De la rue Nicolas Appert au tribunal de Paris, récit d'une journée qui a meurtri L. et P-A., mais aussi le coeur de toutes les victimes des attentats.

Il visionnait les rushs d’un reportage, au 1er étage du 10 rue Nicolas Appert, quand, venant de la rue, il a entendu les hurlements d’une femme. Par la fenêtre, il raconte avoir « vu une fille se tenant la tête. Elle était en sang. Un passant hurlait : « Il a un couteau ! ». Là, j’ai tout de suite percuté, c’était un barjot qui attaquait les gens ». Le reporter, professionnel aguerri, dévale l’escalier. Dans le hall et sur le trottoir, il découvre « une mare de sang » mais ne voit personne. Deux agents de la ville de Paris lui expliquent que « la fille » a été mise à l’abri, derrière une porte cochère. Il ne sait pas encore qu’il s’agit de L., sa collègue de Bocode, une filiale de l’agence de presse Premières lignes. Elle avait fêté ses 28 ans la veille et rentrait juste de vacances. Puis, les ouvriers lui indiquent un autre blessé, de l’autre côté de la rue. Le journaliste remonte en courant la funeste allée verte, celle empruntée par les frères Kouachi en janvier 2015. Depuis le deuxième étage du bâtiment où est située Premières Lignes, ses confrères ont vu l’agresseur armé d’une feuille de boucher poursuivre l’un des leurs, P-A.

Le jeune homme s’est effondré sur une pelouse au pied d’un immeuble. Deux passants l’aident déjà. Lui aussi a été touché à la tête. « Ca saignait beaucoup, mais il avait les yeux ouverts, il était calme ». Les pompiers et les policiers mettront une dizaine de minutes à arriver. Le journaliste a été frappé par « le calme incroyable, le sang-froid et la réactivité du quartier ». « Comme on ne savait pas si le type allait revenir, un gars a même sorti une barre de fer, raconte-t-il. Ce n’est pas un endroit neutre ici, les riverains savent comment se comporter ». Sur le trottoir, où, quelques instant auparavant, L. et P-A. grillaient leur cigarette avant d’être pris pour cible, un sac à dos noir gît, entrouvert. A l’intérieur, le reporter distingue « deux bouteilles en plastique, comme celles des magasins de bricolage et un putain de marteau ». Des sources policières confirmeront qu’il s’agit bien du sac de l’agresseur contenant un marteau et du White Spirit.

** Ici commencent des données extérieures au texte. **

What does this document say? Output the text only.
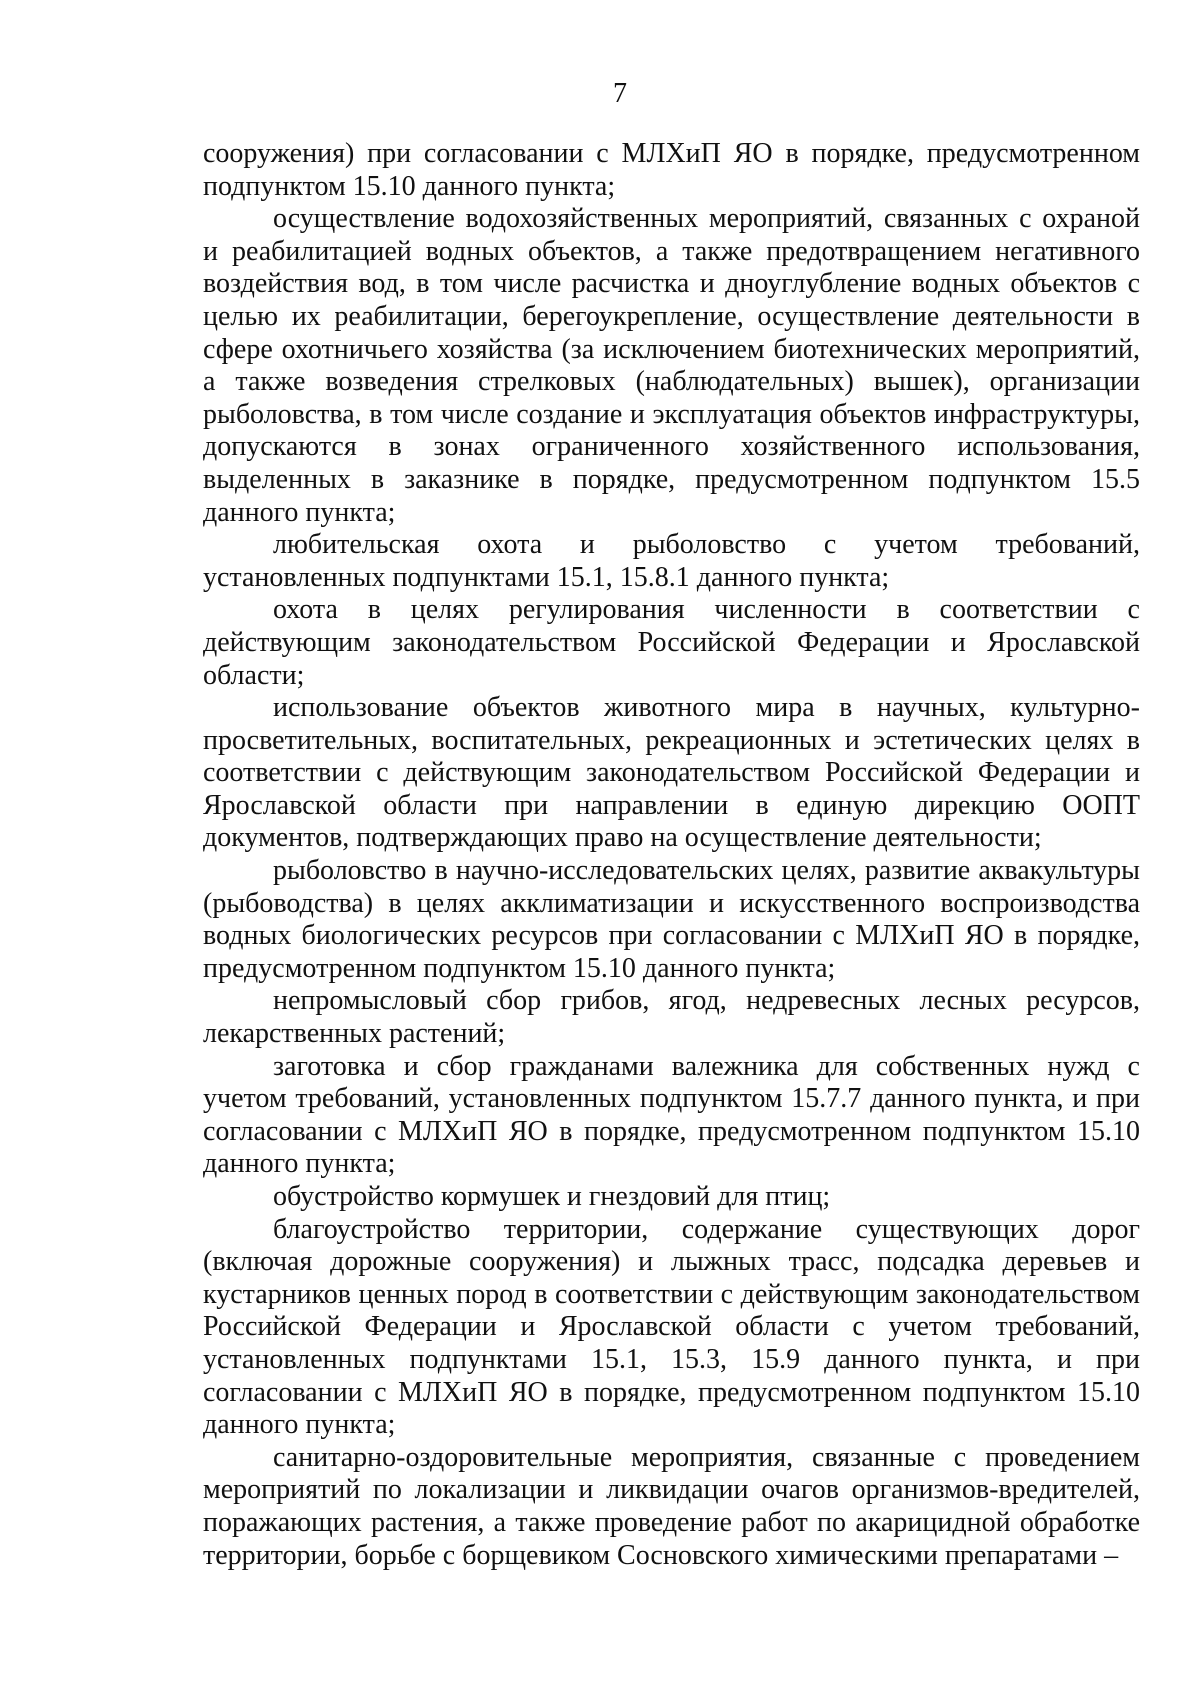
7

сооружения) при согласовании с МЛХиП ЯО в порядке, предусмотренном подпунктом 15.10 данного пункта;

осуществление водохозяйственных мероприятий, связанных с охраной и реабилитацией водных объектов, а также предотвращением негативного воздействия вод, в том числе расчистка и дноуглубление водных объектов с целью их реабилитации, берегоукрепление, осуществление деятельности в сфере охотничьего хозяйства (за исключением биотехнических мероприятий, а также возведения стрелковых (наблюдательных) вышек), организации рыболовства, в том числе создание и эксплуатация объектов инфраструктуры, допускаются в зонах ограниченного хозяйственного использования, выделенных в заказнике в порядке, предусмотренном подпунктом 15.5 данного пункта;

любительская охота и рыболовство с учетом требований, установленных подпунктами 15.1, 15.8.1 данного пункта;

охота в целях регулирования численности в соответствии с действующим законодательством Российской Федерации и Ярославской области;

использование объектов животного мира в научных, культурно-просветительных, воспитательных, рекреационных и эстетических целях в соответствии с действующим законодательством Российской Федерации и Ярославской области при направлении в единую дирекцию ООПТ документов, подтверждающих право на осуществление деятельности;

рыболовство в научно-исследовательских целях, развитие аквакультуры (рыбоводства) в целях акклиматизации и искусственного воспроизводства водных биологических ресурсов при согласовании с МЛХиП ЯО в порядке, предусмотренном подпунктом 15.10 данного пункта;

непромысловый сбор грибов, ягод, недревесных лесных ресурсов, лекарственных растений;

заготовка и сбор гражданами валежника для собственных нужд с учетом требований, установленных подпунктом 15.7.7 данного пункта, и при согласовании с МЛХиП ЯО в порядке, предусмотренном подпунктом 15.10 данного пункта;

обустройство кормушек и гнездовий для птиц;

благоустройство территории, содержание существующих дорог (включая дорожные сооружения) и лыжных трасс, подсадка деревьев и кустарников ценных пород в соответствии с действующим законодательством Российской Федерации и Ярославской области с учетом требований, установленных подпунктами 15.1, 15.3, 15.9 данного пункта, и при согласовании с МЛХиП ЯО в порядке, предусмотренном подпунктом 15.10 данного пункта;

санитарно-оздоровительные мероприятия, связанные с проведением мероприятий по локализации и ликвидации очагов организмов-вредителей, поражающих растения, а также проведение работ по акарицидной обработке территории, борьбе с борщевиком Сосновского химическими препаратами –
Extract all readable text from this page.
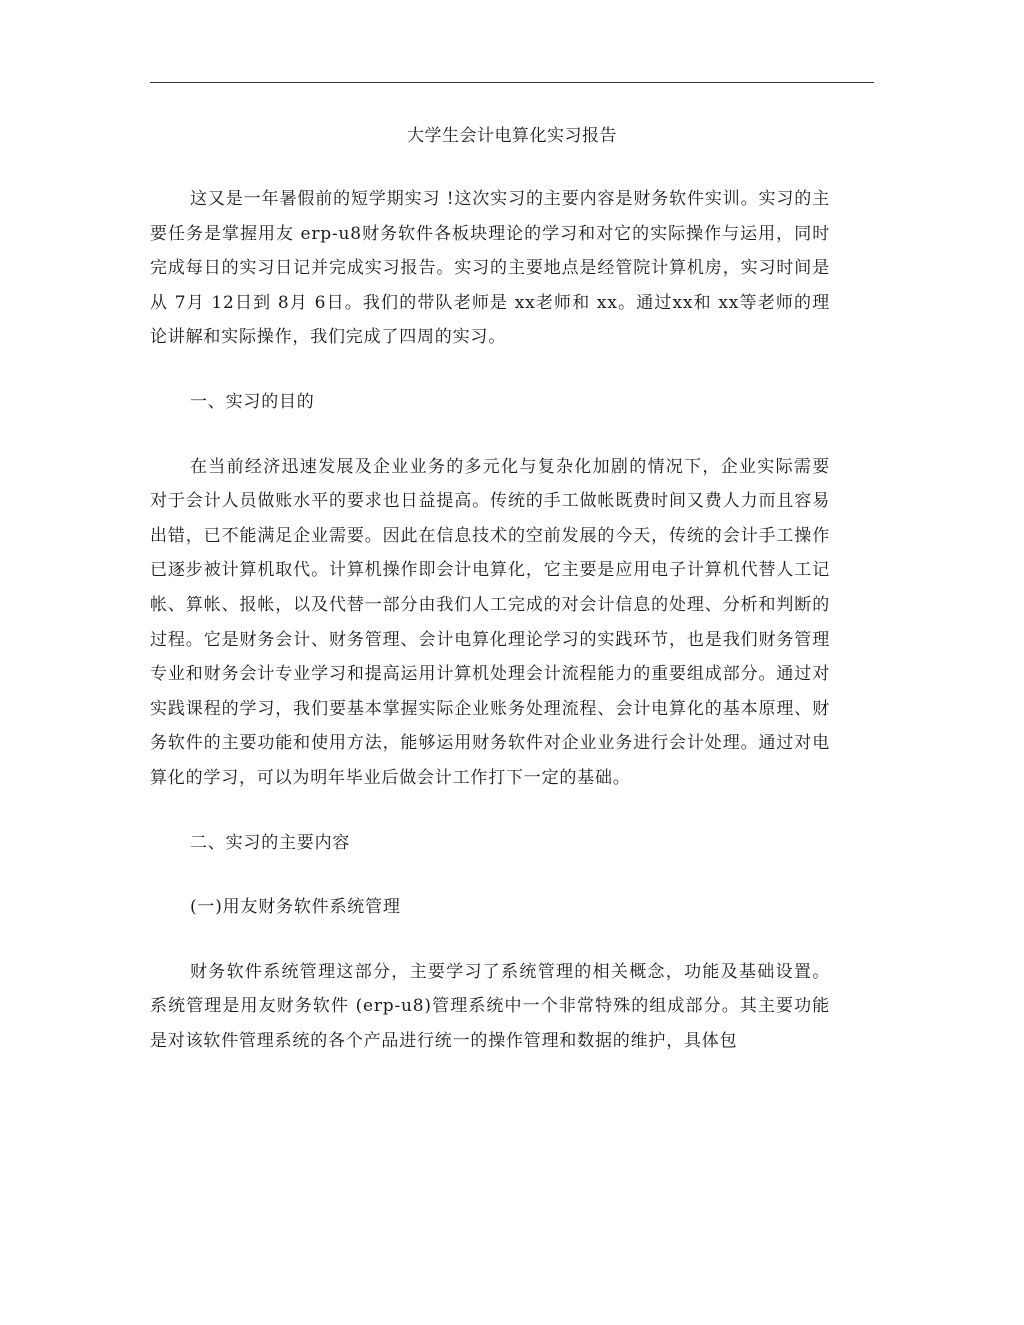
大学生会计电算化实习报告

这又是一年暑假前的短学期实习 !这次实习的主要内容是财务软件实训。实习的主要任务是掌握用友 erp-u8财务软件各板块理论的学习和对它的实际操作与运用，同时完成每日的实习日记并完成实习报告。实习的主要地点是经管院计算机房，实习时间是从 7月 12日到 8月 6日。我们的带队老师是 xx老师和 xx。通过xx和 xx等老师的理论讲解和实际操作，我们完成了四周的实习。

一、实习的目的

在当前经济迅速发展及企业业务的多元化与复杂化加剧的情况下，企业实际需要对于会计人员做账水平的要求也日益提高。传统的手工做帐既费时间又费人力而且容易出错，已不能满足企业需要。因此在信息技术的空前发展的今天，传统的会计手工操作已逐步被计算机取代。计算机操作即会计电算化，它主要是应用电子计算机代替人工记帐、算帐、报帐，以及代替一部分由我们人工完成的对会计信息的处理、分析和判断的过程。它是财务会计、财务管理、会计电算化理论学习的实践环节，也是我们财务管理专业和财务会计专业学习和提高运用计算机处理会计流程能力的重要组成部分。通过对实践课程的学习，我们要基本掌握实际企业账务处理流程、会计电算化的基本原理、财务软件的主要功能和使用方法，能够运用财务软件对企业业务进行会计处理。通过对电算化的学习，可以为明年毕业后做会计工作打下一定的基础。

二、实习的主要内容

(一)用友财务软件系统管理

财务软件系统管理这部分，主要学习了系统管理的相关概念，功能及基础设置。系统管理是用友财务软件 (erp-u8)管理系统中一个非常特殊的组成部分。其主要功能是对该软件管理系统的各个产品进行统一的操作管理和数据的维护，具体包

L’attaque a eu lieu à 11h35. A quelques minutes près, celle choisie, cinq ans plus tôt par les frères Kouachi. Le 7 janvier 2015, à 11 heures 25, ils avaient pénétré dans les locaux de Charlie Hebdo alors situés au 10 rue Nicolas Appert. Une minute et 49 secondes plus tard, ils en étaient ressortis, laissant derrière eux onze morts : Frédéric Boisseau (agent de la Sodexo), Franck Brinsolaro (garde du corps de Charb), Cabu, Elsa Cayat, Charb, Honoré, Bernard Marris, Mustapha Ourrad, Michel Renaud, Tignous, Wolinski avant de s’en prendre au policier Ahmed Merabet. Depuis, la rédaction de l’hebdomadaire a déménagé pour une autre lieu gardé secret. Vendredi dernier, comme un bis repetita, l’homme a frappé au même endroit. Et, outre les deux blessés graves, il a meurtri, une fois encore, les rescapés de 2015. Dans une vidéo saisie à son domicile, il assume son geste par anticipation mais ne se revendique d’aucune organisation islamiste.

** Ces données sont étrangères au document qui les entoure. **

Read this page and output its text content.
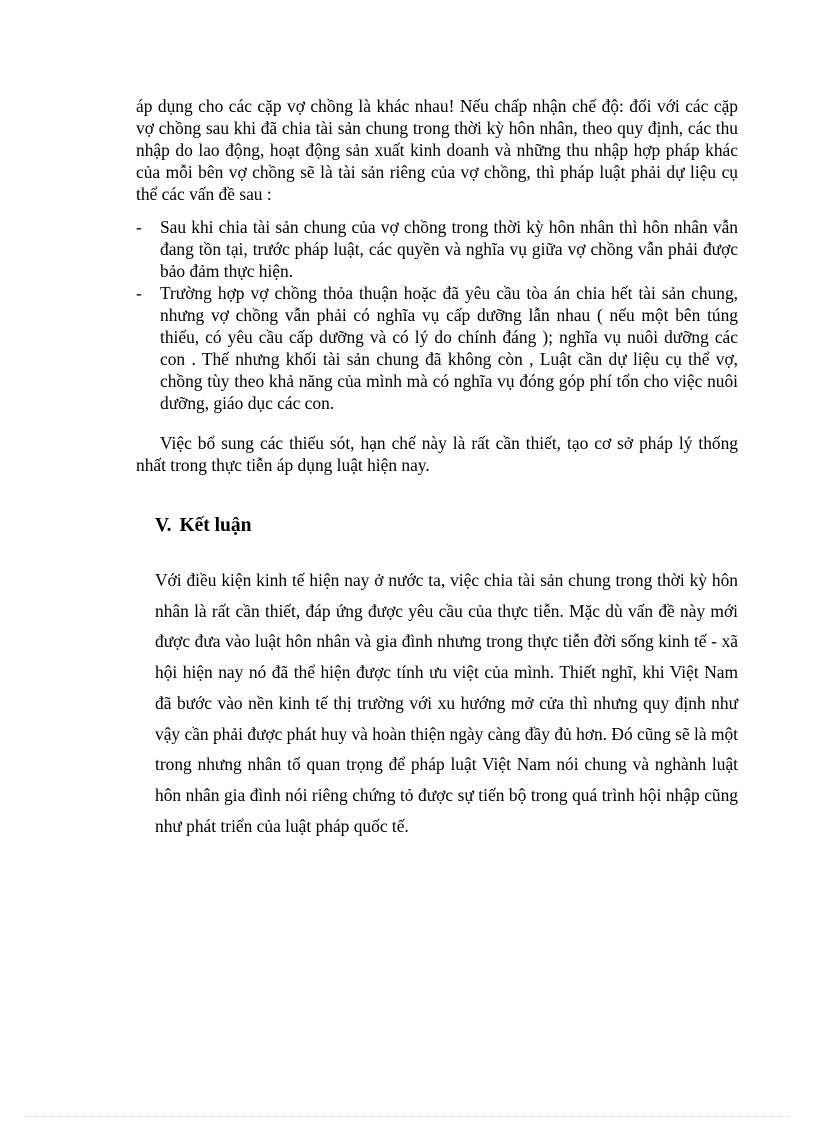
áp dụng cho các cặp vợ chồng là khác nhau! Nếu chấp nhận chế độ: đối với các cặp vợ chồng sau khi đã chia tài sản chung trong thời kỳ hôn nhân, theo quy định, các thu nhập do lao động, hoạt động sản xuất kinh doanh và những thu nhập hợp pháp khác của mỗi bên vợ chồng sẽ là tài sản riêng của vợ chồng, thì pháp luật phải dự liệu cụ thể các vấn đề sau :

- Sau khi chia tài sản chung của vợ chồng trong thời kỳ hôn nhân thì hôn nhân vẫn đang tồn tại, trước pháp luật, các quyền và nghĩa vụ giữa vợ chồng vẫn phải được bảo đảm thực hiện.
- Trường hợp vợ chồng thỏa thuận hoặc đã yêu cầu tòa án chia hết tài sản chung, nhưng vợ chồng vẫn phải có nghĩa vụ cấp dưỡng lẫn nhau ( nếu một bên túng thiếu, có yêu cầu cấp dưỡng và có lý do chính đáng ); nghĩa vụ nuôi dưỡng các con . Thế nhưng khối tài sản chung đã không còn , Luật cần dự liệu cụ thể vợ, chồng tùy theo khả năng của mình mà có nghĩa vụ đóng góp phí tổn cho việc nuôi dưỡng, giáo dục các con.

Việc bổ sung các thiếu sót, hạn chế này là rất cần thiết, tạo cơ sở pháp lý thống nhất trong thực tiễn áp dụng luật hiện nay.

V. Kết luận

Với điều kiện kinh tế hiện nay ở nước ta, việc chia tài sản chung trong thời kỳ hôn nhân là rất cần thiết, đáp ứng được yêu cầu của thực tiễn. Mặc dù vấn đề này mới được đưa vào luật hôn nhân và gia đình nhưng trong thực tiễn đời sống kinh tế - xã hội hiện nay nó đã thể hiện được tính ưu việt của mình. Thiết nghĩ, khi Việt Nam đã bước vào nền kinh tế thị trường với xu hướng mở cửa thì nhưng quy định như vậy cần phải được phát huy và hoàn thiện ngày càng đầy đủ hơn. Đó cũng sẽ là một trong nhưng nhân tố quan trọng để pháp luật Việt Nam nói chung và nghành luật hôn nhân gia đình nói riêng chứng tỏ được sự tiến bộ trong quá trình hội nhập cũng như phát triển của luật pháp quốc tế.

Ce même vendredi, à l’autre bout de la capitale, au tribunal de Paris, se déroule la 18ème journée d’audience dans le procès de ces attentats de janvier. A 9 heures 40, le tribunal lance la diffusion de la vidéo de revendication par Al Qaïda pour la péninsule arabique (AQPA) de l’attentat contre Charlie Hebdo. Puis, un enquêteur de la DGSI, revient sur la surveillance des Kouachi : les écoutes cessent en octobre 2012 pour Saïd et, en mars 2013, pour Cherif. L’un des assesseurs interroge l’enquêteur sur d’éventuels « trous dans la raquette » en matière de suivi. Et, la voix pleine d’émotion, l’agent de la DGSI s’adresse aux victimes : « Je tiens à leur dire que chaque attentat a été vécu comme un échec par nous tous (…). Le renseignement, cela consiste à devoir évaluer en permanence des menaces. Aujourd’hui, le service a en charge de suivre 8.000 personnes suspectées de radicalisation ».

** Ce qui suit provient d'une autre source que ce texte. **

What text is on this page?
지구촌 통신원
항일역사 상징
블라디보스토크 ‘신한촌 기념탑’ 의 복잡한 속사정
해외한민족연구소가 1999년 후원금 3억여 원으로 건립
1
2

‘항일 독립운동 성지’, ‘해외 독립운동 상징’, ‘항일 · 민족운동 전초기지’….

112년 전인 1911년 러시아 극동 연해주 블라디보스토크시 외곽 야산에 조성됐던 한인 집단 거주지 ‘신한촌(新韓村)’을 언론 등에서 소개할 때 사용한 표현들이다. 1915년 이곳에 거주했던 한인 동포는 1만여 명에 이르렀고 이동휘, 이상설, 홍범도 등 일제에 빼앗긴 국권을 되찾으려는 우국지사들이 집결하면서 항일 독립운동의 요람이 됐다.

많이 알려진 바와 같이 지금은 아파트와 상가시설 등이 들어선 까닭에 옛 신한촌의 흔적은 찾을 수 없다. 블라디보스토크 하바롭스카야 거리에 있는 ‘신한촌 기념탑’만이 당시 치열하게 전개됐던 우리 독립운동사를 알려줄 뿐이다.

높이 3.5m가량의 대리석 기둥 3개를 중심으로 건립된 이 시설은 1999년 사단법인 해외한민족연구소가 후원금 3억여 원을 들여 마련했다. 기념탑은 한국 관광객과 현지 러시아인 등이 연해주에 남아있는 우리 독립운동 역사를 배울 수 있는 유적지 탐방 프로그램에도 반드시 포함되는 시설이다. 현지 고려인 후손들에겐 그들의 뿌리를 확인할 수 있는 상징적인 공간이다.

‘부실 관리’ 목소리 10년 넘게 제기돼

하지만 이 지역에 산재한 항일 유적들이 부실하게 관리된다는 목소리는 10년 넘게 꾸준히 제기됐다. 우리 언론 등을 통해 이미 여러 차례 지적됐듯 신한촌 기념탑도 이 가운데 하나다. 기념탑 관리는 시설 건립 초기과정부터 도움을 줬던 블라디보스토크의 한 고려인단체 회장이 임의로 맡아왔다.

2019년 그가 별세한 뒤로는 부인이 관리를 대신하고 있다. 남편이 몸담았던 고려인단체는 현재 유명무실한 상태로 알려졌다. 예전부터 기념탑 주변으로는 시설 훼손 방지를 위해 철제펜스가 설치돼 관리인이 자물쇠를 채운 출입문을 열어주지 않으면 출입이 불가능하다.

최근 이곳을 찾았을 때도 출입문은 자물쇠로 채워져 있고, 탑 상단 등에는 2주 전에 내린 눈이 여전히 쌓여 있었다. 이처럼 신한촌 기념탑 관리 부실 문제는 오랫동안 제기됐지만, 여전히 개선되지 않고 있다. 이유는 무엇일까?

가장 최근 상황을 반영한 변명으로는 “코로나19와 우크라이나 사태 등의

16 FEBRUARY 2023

Tout d’un coup, le Président de la cour l’interrompt. Il est 12 heures 24. « Il s’est levé et nous a dit « excusez-moi, je dois suspendre l’audience », explique Samia Maktouf, l’une des avocates des parties civiles. « On avait la boule au ventre : était-ce une alerte ? Allait-on être évacués ? Nous nous sommes tous retournés. Sur les bancs, les journalistes étaient penchés sur leurs portables, c’est comme ça qu’on a appris l’attaque ». Quinze minutes plus tard, l’audience reprend brièvement avant la pause déjeuner. Ce nouvel attentat est au cœur de toutes les conversations. A tel point que Jean Reinhart, avocat de la veuve de Frédéric Boisseau se demande si, dans un tel contexte, les esprits sont suffisamment apaisés pour poursuivre l’après-midi. Finalement, les parties civiles ne demandent pas d’interruption et l’audience se tient à 14 heures. Pour Claire Josserand-Schmidt, conseil de Virginie Chapel qui avait croisé les Kouachi dans son agence de voyages quatre minutes avant leur entrée dans Charlie Hebdo, « le lien entre le procès et le lieu choisi vendredi matin semble évident. Avec l’attaque de vendredi, les victimes se retrouvent dans une boucle d’insécurité, c’est un piège psychique ». Au palais de justice, journalistes et avocats habitants du 11ème, tentent de joindre les écoles, barricadées, inquiets pour leurs enfants avec le curieux sentiment de se retrouver cinq ans en arrière.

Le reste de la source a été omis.